Ab Montag haben die Spielplätze wieder offen.

Ich stelle mir die Spielplätze so gruselig vor, dass ich beschlossen habe, den Kindern diese gute Nachricht nicht zu verkünden.

Am Tor ein Wärter, der dieses nur öffnet, wenn eine Familie den Spielplatz wieder verlässt. Der jedem Eintretenden aus 1,50m Abstand die Hände mit einem Desinfektionsspray einsprüht. Eltern, die – mit Mundschutz und ganz ans Ende von Bänken gerückt sitzend – ihre Kinder zurechtweisen: „Maximilian! Da darf nur einer drauf!“ – „Emilia! In die Armbeuge!“ usw.

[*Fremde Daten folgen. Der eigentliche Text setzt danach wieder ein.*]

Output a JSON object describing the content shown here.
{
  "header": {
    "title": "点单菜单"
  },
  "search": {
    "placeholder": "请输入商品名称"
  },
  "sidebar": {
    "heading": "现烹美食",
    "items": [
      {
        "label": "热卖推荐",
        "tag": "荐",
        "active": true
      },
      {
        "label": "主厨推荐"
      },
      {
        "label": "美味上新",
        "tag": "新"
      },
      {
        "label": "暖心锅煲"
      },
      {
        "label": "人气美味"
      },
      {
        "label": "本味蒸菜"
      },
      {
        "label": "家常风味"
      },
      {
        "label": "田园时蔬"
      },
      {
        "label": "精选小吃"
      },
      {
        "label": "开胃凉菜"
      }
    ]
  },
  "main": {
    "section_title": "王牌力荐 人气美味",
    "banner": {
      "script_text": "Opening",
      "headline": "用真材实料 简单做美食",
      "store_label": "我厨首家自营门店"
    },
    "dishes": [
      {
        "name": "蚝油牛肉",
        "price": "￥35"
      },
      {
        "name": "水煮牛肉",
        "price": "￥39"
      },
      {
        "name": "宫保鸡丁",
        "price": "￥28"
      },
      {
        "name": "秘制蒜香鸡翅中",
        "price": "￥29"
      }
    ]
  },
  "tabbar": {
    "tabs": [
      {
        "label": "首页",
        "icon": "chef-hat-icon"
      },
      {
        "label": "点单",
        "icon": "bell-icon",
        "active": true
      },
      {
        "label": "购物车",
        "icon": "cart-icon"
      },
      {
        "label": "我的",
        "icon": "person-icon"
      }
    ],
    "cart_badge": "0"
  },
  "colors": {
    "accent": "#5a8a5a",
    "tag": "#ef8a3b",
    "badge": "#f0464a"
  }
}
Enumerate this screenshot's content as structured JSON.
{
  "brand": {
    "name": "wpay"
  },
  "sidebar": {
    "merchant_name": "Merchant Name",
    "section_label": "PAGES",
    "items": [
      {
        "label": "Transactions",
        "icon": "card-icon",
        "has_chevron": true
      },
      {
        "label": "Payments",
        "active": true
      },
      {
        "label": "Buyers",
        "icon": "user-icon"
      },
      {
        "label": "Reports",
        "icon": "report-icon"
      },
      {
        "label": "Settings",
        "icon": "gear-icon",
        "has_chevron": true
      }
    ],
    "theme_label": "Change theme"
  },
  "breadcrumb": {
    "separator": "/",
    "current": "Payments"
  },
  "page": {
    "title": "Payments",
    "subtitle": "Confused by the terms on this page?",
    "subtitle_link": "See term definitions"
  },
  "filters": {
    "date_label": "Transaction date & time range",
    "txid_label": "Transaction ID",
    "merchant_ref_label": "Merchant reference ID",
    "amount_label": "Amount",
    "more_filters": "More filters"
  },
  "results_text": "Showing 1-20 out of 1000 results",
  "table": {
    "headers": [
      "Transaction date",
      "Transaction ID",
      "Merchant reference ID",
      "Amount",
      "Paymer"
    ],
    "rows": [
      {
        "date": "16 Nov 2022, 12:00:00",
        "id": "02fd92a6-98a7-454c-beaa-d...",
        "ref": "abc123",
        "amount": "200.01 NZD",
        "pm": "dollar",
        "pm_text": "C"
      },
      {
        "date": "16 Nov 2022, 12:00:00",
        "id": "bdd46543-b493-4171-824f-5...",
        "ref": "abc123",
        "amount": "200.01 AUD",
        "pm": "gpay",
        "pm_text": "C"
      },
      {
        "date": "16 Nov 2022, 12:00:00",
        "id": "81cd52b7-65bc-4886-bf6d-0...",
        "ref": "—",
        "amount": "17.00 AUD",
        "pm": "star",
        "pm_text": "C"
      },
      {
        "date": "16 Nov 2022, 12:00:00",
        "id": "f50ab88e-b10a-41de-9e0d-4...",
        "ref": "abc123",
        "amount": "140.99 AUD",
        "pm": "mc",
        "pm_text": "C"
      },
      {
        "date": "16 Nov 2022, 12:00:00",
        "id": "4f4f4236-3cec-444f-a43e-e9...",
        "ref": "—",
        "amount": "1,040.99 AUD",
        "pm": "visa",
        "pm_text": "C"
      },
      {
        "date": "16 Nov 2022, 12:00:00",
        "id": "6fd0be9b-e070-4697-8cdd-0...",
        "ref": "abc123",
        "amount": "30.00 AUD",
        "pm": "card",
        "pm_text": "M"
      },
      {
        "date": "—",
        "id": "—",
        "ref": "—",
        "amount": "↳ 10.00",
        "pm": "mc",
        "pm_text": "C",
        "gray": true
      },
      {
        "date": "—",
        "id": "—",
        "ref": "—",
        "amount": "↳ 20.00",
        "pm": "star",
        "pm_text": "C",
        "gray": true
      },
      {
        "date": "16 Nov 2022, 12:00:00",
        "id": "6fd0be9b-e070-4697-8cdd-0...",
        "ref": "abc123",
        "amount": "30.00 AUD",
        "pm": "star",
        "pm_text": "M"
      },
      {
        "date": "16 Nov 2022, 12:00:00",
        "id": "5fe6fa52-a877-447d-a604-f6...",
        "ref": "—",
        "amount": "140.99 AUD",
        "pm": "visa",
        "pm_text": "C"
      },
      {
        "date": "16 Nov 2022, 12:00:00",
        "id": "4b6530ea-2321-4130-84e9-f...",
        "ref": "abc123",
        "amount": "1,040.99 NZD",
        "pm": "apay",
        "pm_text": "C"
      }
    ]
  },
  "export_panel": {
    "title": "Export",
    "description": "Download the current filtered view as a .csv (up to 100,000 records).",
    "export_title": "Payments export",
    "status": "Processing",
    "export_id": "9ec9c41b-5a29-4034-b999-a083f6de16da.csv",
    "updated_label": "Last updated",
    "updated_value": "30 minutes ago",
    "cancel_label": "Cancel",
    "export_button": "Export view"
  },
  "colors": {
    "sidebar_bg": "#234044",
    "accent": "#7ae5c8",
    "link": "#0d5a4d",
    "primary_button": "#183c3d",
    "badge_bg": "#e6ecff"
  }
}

Vielleicht wird es auch eine App geben, über die man sich ein Zeitfenster auf dem Spielplatz reserviert. Montag, 11. Mai, 15:00 bis 15:30. Am Eingang wird dann der QR-Code eingescannt, der auf deinem Gerät gespeichert wurde. So wie es jetzt in China gemacht wird. Muss zugeben, da wäre ein implantierter Chip die einfachere Lösung.